Aminata Sow Fall récompensée par l’Académie française

Aminata Sow Fall est la doyenne des lettres sénégalaises. À 74 ans, elle vient d’être primée par l’Académie française.

L’Académie française, fondée en 1634 et officialisée en 1635 par le cardinal de Richelieu sous le règne de Louis XIII, est une institution française qui a pour fonction de normaliser et de perfectionner la langue française. Elle a publié en 1694 sa première édition du dictionnaire de l’Académie française. La neuvième édition est en cours d’élaboration. Les membres de l’Académie française appartiennent principalement à la vie culturelle (romanciers, poètes, hommes de théâtre, philosophes, critiques, historiens), mais peuvent être également des hommes d’État, des militaires de haut rang ou des dignitaires religieux. La majorité des membres de l’Académie française sont originaires de France, mais certains membres élus viennent de l’étranger.

Grand prix de la Francophonie de l’Académie française 2015 pour l’une des pionnières des lettres africaines

Le Grand Prix de la Francophonie de l’Académie française distingue chaque année l’œuvre d’un écrivain francophone qui a « contribué de façon éminente au maintien et à l’illustration de la langue française ». Cette année, le récipiendaire de ce prix est la grande dame des lettres africaines, la sénégalaise Aminata Sow Fall. Elle est l’auteur d’une dizaine d’œuvres littéraires (romans, nouvelles et recueils). Elle a régulièrement été récompensée par des prix prestigieux. En 1979, La grève des bàttu, son roman le plus connu, avait été présélectionné pour le prix Goncourt.
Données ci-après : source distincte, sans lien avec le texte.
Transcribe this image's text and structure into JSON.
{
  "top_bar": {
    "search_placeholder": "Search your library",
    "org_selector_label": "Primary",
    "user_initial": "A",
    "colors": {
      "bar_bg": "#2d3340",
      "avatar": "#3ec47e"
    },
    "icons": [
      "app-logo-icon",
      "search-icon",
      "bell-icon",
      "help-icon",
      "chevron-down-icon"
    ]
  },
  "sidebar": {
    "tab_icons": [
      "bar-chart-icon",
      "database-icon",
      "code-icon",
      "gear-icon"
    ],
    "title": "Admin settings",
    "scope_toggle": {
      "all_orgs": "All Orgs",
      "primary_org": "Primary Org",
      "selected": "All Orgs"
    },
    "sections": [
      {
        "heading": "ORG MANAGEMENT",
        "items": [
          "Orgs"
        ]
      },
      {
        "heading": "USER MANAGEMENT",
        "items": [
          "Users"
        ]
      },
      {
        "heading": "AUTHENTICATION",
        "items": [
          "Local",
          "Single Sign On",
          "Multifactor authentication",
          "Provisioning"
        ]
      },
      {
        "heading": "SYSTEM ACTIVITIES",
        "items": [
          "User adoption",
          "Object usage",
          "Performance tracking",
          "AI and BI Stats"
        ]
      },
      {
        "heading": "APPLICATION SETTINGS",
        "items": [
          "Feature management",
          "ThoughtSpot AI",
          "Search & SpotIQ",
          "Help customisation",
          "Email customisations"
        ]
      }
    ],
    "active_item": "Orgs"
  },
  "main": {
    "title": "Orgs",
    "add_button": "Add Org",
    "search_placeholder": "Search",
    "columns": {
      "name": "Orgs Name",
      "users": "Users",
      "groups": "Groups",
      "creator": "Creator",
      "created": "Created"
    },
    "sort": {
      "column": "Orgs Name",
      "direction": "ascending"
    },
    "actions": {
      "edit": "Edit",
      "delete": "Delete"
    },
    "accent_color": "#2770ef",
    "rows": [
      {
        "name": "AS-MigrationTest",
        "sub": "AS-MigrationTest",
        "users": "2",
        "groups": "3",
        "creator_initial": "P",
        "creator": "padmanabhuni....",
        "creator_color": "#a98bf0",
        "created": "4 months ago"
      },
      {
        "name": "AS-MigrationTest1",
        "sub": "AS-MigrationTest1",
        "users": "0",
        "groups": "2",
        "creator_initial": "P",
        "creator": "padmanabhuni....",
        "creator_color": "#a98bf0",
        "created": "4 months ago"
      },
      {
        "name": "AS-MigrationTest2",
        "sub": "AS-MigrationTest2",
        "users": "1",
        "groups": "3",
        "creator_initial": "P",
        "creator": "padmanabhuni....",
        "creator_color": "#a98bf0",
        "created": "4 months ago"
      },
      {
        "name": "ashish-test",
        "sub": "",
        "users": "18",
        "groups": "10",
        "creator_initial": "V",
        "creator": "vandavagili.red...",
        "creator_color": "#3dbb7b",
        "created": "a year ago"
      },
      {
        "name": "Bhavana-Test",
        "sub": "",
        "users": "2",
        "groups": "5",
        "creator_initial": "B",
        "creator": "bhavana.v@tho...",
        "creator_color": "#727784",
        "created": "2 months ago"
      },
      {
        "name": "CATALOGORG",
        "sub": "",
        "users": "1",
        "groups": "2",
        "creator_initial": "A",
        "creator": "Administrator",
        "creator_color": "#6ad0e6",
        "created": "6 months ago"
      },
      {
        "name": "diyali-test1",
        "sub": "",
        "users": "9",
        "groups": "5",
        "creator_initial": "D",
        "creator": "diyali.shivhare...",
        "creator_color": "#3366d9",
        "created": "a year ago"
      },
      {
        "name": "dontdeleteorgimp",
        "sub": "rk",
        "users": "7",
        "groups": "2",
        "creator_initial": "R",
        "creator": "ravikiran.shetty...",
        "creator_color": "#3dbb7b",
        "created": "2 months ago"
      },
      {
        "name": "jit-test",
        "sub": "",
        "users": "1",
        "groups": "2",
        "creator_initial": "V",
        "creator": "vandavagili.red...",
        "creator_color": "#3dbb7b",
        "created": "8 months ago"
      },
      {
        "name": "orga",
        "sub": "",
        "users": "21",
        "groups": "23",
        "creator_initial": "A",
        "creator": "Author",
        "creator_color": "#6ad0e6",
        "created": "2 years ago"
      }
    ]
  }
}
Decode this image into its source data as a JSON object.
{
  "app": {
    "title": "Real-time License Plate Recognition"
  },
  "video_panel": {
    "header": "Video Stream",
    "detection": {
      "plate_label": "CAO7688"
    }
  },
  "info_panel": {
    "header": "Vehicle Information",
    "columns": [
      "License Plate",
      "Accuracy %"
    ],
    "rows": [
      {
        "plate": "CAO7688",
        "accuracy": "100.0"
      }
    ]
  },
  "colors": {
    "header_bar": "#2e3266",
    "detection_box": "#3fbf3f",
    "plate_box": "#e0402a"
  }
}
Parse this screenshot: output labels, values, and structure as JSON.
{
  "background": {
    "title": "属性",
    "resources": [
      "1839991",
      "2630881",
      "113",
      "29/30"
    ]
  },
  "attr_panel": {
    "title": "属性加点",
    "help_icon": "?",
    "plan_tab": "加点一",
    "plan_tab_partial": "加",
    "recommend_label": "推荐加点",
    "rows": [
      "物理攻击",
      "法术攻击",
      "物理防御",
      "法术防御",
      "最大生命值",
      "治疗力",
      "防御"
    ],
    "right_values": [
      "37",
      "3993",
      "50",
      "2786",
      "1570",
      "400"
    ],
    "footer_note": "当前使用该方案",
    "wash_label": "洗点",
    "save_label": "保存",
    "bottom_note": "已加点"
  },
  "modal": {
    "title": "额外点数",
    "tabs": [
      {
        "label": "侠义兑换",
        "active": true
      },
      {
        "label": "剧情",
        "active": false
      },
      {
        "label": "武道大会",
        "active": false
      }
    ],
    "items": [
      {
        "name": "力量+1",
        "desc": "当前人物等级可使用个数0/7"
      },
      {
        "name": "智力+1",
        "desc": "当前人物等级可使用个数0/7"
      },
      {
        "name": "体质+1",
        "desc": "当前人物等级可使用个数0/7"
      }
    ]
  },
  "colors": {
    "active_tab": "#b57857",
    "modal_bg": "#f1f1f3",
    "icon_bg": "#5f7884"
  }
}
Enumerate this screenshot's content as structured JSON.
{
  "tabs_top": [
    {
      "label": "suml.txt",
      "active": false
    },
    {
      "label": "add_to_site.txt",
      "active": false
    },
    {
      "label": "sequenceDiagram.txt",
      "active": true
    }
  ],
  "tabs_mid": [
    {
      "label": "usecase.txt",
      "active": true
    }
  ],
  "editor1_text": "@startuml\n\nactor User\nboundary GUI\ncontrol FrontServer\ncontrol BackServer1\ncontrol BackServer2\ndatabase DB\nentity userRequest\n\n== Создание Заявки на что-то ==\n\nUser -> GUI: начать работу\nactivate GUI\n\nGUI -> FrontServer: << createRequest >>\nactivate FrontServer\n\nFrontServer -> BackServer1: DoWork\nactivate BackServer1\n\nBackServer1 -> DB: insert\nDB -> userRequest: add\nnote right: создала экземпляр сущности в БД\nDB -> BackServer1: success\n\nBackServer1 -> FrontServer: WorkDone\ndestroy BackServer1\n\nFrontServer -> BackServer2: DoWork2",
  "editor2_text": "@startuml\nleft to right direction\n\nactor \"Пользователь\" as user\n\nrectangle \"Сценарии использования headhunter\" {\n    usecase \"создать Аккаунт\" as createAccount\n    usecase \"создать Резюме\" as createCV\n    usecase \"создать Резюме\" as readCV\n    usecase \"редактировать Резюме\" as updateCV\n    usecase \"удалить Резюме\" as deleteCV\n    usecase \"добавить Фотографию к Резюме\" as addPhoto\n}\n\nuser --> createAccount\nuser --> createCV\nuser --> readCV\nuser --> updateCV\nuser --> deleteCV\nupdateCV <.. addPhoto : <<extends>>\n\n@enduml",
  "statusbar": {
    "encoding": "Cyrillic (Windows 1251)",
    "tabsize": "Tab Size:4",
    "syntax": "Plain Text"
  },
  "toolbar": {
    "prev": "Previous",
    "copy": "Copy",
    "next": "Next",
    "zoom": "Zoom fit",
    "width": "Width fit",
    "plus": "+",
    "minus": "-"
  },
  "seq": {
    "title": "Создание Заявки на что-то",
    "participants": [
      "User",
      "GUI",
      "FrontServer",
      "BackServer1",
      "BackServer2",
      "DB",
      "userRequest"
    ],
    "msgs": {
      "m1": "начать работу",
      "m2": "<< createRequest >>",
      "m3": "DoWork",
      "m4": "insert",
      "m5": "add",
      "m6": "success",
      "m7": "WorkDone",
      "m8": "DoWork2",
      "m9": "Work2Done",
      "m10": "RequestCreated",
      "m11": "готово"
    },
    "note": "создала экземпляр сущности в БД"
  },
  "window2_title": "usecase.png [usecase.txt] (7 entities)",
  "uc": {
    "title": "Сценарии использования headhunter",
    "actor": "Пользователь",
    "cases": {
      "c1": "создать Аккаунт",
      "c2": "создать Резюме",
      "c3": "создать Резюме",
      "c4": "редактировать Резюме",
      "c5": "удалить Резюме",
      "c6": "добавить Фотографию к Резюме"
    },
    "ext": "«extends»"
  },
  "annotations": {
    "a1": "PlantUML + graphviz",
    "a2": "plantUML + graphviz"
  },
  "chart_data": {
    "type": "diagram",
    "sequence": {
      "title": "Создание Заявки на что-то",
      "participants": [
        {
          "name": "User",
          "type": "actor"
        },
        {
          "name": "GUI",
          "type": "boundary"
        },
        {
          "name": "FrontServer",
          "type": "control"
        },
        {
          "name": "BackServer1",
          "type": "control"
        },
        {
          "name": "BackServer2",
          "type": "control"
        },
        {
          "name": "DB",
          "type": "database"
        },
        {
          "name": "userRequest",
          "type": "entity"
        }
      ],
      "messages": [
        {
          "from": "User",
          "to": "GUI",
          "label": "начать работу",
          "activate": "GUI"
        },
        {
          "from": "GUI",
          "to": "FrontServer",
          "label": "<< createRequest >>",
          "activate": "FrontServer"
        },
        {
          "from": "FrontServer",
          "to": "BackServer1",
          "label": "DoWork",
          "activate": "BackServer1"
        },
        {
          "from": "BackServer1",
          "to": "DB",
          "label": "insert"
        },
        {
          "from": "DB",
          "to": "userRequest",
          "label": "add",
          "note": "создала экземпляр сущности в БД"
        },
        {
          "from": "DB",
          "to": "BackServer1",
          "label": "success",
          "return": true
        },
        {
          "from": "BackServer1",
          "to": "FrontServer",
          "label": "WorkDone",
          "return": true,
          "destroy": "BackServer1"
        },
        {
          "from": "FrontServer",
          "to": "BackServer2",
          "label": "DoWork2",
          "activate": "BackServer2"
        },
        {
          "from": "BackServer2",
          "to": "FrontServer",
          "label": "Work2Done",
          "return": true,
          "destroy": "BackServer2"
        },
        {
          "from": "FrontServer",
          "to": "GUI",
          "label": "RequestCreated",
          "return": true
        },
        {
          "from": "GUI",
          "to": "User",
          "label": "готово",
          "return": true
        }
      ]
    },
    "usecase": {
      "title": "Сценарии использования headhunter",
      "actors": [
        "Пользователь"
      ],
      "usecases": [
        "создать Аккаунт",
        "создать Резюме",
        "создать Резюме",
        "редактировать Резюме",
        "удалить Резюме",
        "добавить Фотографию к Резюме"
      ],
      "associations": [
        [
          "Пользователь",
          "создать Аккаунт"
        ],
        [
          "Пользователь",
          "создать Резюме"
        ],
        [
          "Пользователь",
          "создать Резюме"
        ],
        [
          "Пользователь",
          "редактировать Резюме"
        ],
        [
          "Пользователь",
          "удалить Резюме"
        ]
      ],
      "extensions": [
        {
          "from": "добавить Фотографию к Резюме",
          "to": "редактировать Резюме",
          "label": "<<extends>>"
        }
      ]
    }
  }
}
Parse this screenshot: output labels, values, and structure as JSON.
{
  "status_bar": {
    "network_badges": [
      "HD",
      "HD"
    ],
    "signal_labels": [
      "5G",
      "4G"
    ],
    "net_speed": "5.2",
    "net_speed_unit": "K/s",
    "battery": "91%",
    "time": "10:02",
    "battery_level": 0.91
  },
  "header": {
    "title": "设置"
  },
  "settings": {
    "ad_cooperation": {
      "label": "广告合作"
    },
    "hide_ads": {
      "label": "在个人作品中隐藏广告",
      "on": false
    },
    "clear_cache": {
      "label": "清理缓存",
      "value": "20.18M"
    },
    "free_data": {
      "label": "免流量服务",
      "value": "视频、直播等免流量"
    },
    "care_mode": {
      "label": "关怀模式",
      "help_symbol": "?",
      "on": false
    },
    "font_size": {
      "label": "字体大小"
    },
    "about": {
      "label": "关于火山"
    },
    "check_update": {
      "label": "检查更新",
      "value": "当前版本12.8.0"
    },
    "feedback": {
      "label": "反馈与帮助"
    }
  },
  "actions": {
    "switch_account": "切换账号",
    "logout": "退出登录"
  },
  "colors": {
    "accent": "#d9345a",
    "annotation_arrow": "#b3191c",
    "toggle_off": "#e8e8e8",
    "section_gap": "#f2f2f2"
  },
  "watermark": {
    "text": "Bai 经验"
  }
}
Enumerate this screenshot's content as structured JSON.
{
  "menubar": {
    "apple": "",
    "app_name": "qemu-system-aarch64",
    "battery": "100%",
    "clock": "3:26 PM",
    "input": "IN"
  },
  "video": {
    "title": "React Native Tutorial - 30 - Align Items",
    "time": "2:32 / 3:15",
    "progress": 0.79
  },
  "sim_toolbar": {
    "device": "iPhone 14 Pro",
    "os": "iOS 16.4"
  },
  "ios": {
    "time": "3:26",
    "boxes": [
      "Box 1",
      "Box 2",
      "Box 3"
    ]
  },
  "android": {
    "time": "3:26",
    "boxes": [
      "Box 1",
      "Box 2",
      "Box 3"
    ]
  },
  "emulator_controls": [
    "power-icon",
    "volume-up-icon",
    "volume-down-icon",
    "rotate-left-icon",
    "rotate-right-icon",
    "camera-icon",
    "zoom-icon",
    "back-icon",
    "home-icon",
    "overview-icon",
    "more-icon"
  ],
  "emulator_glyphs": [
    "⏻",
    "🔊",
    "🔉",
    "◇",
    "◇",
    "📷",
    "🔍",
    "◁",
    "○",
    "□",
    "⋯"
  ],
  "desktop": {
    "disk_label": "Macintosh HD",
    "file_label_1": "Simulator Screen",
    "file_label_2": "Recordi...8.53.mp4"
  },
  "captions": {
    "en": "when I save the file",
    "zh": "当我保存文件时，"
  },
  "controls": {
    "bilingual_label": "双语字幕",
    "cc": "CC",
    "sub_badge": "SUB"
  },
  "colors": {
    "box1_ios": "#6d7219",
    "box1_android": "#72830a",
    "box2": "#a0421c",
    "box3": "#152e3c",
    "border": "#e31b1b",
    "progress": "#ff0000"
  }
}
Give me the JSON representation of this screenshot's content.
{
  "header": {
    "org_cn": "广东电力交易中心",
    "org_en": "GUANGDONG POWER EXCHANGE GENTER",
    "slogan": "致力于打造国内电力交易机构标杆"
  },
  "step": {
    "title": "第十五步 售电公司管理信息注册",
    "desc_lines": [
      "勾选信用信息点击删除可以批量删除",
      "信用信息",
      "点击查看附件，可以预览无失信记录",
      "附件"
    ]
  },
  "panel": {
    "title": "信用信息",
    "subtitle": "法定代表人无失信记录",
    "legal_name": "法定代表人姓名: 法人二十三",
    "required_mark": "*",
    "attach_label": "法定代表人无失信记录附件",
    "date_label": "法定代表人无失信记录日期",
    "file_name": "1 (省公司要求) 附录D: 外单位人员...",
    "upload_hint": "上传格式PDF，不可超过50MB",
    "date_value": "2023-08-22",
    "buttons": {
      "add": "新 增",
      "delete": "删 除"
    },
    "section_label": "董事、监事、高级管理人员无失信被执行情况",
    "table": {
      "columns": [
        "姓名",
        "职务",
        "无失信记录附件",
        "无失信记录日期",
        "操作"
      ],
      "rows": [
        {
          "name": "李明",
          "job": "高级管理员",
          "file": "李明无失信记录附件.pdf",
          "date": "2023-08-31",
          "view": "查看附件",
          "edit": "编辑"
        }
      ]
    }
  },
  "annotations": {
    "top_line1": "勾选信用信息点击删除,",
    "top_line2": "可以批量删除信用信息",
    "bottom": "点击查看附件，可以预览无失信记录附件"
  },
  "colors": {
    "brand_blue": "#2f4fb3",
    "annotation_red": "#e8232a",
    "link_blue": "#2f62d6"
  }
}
C’est à son retour d’un long séjour d’études en France qu’Aminata Sow Fall était venue à la littérature. Tout en poursuivant sa carrière dans la fonction publique, elle a publié en 1976 son premier roman, Le Revenant, dénonçant la corruption de son pays. Mais c’est son second roman, La grève des bàttu, qui témoigne de sa grande maturité de narration et d’analyse sociale. Elle y dépeint des faits réels, la révolte des mendiants de Dakar, considérés à l’époque comme des rebuts de la société. Ce roman, quoiqu’il n’ait pas obtenu le Goncourt pour lequel il avait été présélectionné, a connu un large succès à l’étranger, particulièrement en France, et est devenu un classique de la littérature francophone.

Aminata Sow Fall écrivaine engagée, sans féminisme ni négritude

Aminata Sow Fall portrait buzz africa
Femme de lettres engagée, Aminata Sow Fall a également traité, dans ses œuvres de fiction réalistes, de la dictature, de l’aliénation sociale, du métissage, de l’immigration et de la détresse économique.

Allant à contre-courant de la littérature africaine au service de la réhabilitation de l’homme noir, Aminata Sow Fall a pris ses distances par rapport à la négritude chère à son compatriote Senghor. Elle voulait « créer une littérature qui reflète simplement notre manière d’être, qui soit un miroir de notre âme et de notre culture. »

Quoique l’un des premiers écrivains femmes de l’Afrique francophone, Aminata Sow Fall n’a jamais été une romancière féministe fixée sur les questions de patriarcat ou de polygamie. Certes, elle nourrit ses fictions des problématiques de la condition féminine, mais elle parle aussi des hommes et des dérives religieuses ou sociales.

La doyenne des lettres sénégalaises reste, à 74 ans, l’auteur de l’une des littératures les plus inventives du continent africain. Cette distinction littéraire brille aujourd’hui sur toute la littérature africaine, et en particulier sur la littérature sénégalaise.